İçimde öyle bir fırtına koptu ki yaz gününde üşüdüm.
Kalabalıklar içinde kimsesiz kaldım oracıkta.
Sesiz sesiz yardım edin çığlıkları attım
“duyan var mı” diye haykırdım sesimi duyan olmadı.
Uzun taşlı aynı zamanda yokuşlu zemheri bir karanlık yürüyorum yolu yol kalabalık insanlar var hepsi bir maske yüzünde inançları var her şey yolundaymış gibi gülüşmeler.
Yol gittikçe uzuyor koşmaya başlıyorum sonuna ulaşmak için bir ışık var yolun sonunda yetişemiyorum.
Zorluyorum kan ter içinde kaldım ışığa doğru koşuyorum yetişemiyorum.
Sanki zaman zeytin yağı gibi akışkan zamanı tutabilir miyiz saçından?

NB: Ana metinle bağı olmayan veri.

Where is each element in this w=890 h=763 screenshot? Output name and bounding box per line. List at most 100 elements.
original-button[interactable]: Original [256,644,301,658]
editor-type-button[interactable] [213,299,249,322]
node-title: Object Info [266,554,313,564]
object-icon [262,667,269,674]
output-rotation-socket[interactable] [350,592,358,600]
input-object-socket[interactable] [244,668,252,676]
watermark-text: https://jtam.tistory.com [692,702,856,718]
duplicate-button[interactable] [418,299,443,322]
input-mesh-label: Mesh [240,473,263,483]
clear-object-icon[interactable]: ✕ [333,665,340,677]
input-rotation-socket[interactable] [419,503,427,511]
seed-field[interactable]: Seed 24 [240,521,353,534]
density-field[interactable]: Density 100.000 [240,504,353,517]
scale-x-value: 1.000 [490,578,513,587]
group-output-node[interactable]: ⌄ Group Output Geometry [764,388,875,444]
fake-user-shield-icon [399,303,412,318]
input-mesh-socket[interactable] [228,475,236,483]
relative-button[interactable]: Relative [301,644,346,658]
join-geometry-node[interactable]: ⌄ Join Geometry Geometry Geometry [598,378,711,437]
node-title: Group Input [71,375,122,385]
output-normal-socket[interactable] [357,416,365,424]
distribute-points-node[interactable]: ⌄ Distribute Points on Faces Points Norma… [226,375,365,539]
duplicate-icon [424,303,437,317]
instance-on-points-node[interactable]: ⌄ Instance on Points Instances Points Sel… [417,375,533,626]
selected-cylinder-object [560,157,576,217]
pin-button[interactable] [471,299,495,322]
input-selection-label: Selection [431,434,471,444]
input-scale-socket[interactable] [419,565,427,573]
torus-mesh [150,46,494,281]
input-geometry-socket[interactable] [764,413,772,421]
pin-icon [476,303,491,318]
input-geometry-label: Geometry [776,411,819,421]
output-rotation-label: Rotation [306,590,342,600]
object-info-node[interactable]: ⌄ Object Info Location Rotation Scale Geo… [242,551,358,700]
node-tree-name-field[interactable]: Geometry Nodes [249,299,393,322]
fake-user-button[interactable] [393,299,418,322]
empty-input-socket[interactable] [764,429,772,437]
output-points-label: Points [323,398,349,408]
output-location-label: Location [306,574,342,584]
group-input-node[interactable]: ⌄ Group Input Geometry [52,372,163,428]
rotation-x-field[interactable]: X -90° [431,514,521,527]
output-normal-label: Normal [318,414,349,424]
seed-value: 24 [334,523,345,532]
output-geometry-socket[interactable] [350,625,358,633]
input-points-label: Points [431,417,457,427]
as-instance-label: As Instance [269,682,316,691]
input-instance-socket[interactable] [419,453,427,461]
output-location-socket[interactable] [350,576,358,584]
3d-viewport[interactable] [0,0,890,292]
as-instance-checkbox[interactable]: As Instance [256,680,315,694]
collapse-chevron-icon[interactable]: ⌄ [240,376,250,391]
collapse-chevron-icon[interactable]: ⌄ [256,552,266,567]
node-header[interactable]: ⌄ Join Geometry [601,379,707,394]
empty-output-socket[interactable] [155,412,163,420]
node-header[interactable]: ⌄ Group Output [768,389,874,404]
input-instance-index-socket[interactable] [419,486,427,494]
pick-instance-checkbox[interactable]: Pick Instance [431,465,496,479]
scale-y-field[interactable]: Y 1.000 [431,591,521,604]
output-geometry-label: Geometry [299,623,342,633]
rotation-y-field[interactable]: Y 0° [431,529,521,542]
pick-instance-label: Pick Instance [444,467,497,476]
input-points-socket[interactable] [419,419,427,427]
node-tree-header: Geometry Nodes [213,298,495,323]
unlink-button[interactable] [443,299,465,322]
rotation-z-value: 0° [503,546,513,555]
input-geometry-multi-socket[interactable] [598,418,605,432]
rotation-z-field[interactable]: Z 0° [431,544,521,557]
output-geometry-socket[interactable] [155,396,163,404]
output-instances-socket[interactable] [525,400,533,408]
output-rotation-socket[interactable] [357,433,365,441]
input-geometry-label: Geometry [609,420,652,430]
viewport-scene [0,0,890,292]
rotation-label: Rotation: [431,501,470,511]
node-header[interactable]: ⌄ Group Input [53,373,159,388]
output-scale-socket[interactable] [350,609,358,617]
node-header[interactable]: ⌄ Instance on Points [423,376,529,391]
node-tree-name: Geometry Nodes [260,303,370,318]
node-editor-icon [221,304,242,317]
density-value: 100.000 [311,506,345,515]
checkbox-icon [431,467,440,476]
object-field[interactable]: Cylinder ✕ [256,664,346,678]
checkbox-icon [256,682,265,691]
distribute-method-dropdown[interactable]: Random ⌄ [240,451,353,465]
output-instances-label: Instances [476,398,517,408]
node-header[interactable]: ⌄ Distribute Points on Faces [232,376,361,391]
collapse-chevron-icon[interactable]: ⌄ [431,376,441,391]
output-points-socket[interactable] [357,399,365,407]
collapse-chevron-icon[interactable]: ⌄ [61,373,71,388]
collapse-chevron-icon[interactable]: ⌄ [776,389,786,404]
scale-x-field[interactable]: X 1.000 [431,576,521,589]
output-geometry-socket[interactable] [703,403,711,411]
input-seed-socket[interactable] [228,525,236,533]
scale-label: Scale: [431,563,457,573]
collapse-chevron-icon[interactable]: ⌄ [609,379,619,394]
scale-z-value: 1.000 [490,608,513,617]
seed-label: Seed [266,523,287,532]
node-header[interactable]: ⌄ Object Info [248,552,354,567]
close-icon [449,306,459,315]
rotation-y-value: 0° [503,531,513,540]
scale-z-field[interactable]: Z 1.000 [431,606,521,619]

Yolun sonuna vardım vardığımda ışık yön değiştirdi daha da uzağa gitti…
Düştüm dizimden kanlar aktı düştüğüm yerden ayağa kalktım ışığa doğru koşmaya devam ettim sonunda yakaladım zafer benimdi .
Pes etmeden ışığa koşmaya başlıyorum yeniden başka bir ışığa doğru.